The film Ondine is a beautiful fairy tale as metaphor. An Irish fisherman, named Syracuse, captures a half-drowned woman in his nets and carries her home. She’s strange and mysterious and it’s uncertain whether she has mystical powers, or is simply captivating. She calls herself Ondine, after the mermaid. Syracuse’s daughter Annie takes this to heart, and decides she must be a selkie. Annie spins yarns about her folklorish heritage until Syracuse and Ondine nearly believe it themselves.
This movie’s storytelling is subtle, with music dampened as though played from underwater. The narrative rolls out like a lullaby. The story is unimportant, the movie is about waves lulling you to sleep like music. Sigur Ros scored the film, and their song All Alright was something of an inspiration for director Neil Jordan.

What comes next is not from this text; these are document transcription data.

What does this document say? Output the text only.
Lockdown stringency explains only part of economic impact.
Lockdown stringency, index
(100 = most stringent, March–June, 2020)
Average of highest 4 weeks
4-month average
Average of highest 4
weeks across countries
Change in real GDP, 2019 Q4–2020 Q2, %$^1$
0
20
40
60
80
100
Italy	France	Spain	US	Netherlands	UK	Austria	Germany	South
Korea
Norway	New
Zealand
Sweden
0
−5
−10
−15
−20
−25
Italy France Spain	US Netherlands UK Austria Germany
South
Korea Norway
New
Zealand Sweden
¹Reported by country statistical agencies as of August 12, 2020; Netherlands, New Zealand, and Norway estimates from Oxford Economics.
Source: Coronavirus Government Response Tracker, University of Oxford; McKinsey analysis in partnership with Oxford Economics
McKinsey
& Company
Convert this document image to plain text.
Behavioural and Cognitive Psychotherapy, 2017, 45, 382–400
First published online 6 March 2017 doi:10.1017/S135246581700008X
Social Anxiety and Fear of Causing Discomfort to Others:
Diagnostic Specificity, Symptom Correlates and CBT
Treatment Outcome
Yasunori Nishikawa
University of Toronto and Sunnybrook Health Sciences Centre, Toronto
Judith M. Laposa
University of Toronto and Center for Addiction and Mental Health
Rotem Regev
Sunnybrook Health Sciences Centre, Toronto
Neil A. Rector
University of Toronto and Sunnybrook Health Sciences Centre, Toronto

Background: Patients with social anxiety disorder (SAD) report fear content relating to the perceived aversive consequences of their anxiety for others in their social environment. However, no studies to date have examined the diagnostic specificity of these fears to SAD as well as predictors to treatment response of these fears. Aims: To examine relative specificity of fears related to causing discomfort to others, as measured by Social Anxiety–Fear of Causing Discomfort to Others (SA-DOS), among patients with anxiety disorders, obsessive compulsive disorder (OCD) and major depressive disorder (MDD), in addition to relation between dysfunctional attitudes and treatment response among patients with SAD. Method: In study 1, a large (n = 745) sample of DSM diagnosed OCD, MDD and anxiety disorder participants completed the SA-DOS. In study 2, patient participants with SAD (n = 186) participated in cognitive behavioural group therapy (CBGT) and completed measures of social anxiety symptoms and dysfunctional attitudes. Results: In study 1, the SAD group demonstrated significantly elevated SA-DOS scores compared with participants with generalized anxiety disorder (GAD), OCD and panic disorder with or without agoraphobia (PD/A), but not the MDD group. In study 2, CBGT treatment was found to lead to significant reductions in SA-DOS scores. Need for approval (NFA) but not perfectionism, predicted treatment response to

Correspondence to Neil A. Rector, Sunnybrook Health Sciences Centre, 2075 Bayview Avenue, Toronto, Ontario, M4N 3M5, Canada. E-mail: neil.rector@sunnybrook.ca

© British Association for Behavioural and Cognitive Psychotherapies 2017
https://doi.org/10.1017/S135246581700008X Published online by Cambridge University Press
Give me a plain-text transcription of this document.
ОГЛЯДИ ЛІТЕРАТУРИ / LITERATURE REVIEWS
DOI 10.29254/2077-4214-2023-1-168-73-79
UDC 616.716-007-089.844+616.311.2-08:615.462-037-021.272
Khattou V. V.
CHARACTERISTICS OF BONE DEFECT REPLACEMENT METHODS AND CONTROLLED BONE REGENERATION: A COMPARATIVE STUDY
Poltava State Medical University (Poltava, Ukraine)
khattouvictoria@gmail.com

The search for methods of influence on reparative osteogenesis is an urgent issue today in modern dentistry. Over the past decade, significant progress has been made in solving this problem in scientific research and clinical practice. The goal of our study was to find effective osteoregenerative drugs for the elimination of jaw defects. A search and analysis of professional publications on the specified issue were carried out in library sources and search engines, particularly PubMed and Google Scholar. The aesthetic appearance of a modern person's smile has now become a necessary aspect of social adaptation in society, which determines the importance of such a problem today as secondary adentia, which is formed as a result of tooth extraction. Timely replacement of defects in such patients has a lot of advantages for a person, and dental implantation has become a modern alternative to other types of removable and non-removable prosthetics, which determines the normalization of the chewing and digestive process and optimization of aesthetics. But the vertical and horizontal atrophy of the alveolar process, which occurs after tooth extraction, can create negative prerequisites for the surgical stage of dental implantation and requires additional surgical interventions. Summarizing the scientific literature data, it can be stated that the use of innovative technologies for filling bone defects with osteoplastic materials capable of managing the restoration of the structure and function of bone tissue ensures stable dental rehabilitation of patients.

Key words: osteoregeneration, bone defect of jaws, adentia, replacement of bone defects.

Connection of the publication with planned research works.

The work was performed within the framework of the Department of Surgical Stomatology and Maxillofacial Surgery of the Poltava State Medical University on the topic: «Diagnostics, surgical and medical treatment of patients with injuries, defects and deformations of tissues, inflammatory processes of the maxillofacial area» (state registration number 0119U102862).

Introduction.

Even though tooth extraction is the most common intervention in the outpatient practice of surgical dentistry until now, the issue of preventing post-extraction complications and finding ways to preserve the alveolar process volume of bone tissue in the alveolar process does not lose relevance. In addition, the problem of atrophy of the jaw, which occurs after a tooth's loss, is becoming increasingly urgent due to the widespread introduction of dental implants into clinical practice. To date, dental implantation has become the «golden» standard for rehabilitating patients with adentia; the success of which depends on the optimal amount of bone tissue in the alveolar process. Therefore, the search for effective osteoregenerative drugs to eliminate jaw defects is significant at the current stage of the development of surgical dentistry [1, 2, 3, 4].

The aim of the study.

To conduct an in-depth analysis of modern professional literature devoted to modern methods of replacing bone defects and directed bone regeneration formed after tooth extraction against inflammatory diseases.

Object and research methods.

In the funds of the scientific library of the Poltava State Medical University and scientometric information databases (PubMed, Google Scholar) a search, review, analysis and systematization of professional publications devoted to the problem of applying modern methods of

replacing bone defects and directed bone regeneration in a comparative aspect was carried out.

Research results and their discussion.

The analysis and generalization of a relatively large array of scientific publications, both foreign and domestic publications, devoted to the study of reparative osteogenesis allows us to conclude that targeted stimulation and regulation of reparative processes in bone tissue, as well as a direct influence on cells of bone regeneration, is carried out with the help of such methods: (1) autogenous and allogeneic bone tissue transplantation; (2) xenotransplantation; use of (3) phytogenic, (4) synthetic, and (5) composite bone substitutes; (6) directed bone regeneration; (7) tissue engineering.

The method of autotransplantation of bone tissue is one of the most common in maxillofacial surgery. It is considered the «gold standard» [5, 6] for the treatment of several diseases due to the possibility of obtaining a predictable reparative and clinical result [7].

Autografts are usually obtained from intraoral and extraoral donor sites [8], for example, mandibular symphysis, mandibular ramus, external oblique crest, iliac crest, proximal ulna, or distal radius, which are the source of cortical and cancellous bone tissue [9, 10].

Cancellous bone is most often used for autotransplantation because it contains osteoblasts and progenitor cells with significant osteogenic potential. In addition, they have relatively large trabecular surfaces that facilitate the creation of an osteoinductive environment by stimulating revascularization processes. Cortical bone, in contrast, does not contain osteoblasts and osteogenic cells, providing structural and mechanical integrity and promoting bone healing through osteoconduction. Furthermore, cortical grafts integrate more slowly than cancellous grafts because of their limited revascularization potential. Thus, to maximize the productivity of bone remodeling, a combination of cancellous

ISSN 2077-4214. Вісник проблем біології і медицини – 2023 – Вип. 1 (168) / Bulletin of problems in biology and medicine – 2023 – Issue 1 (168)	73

I sat through this movie wondering if it was really going to be a true fairy tale. I admit to being a little let down when “real life” returned to the narrative and we, as an audience, are given “facts.” I honestly think the story would have meant a little more if Syracuse had had to come to face the fact that Ondine is really a creature from the imagination come to life. Alas, they didn’t consult me. Still, the important parts are there. The dreamy mer-girl, the sad Irishman, the wee little ingenue. I’m a connoisseur of fairy tales. I’ve been obsessed ever since before I could read. I even went so far as write a book of my own. For those like myself, this movie will not disappoint.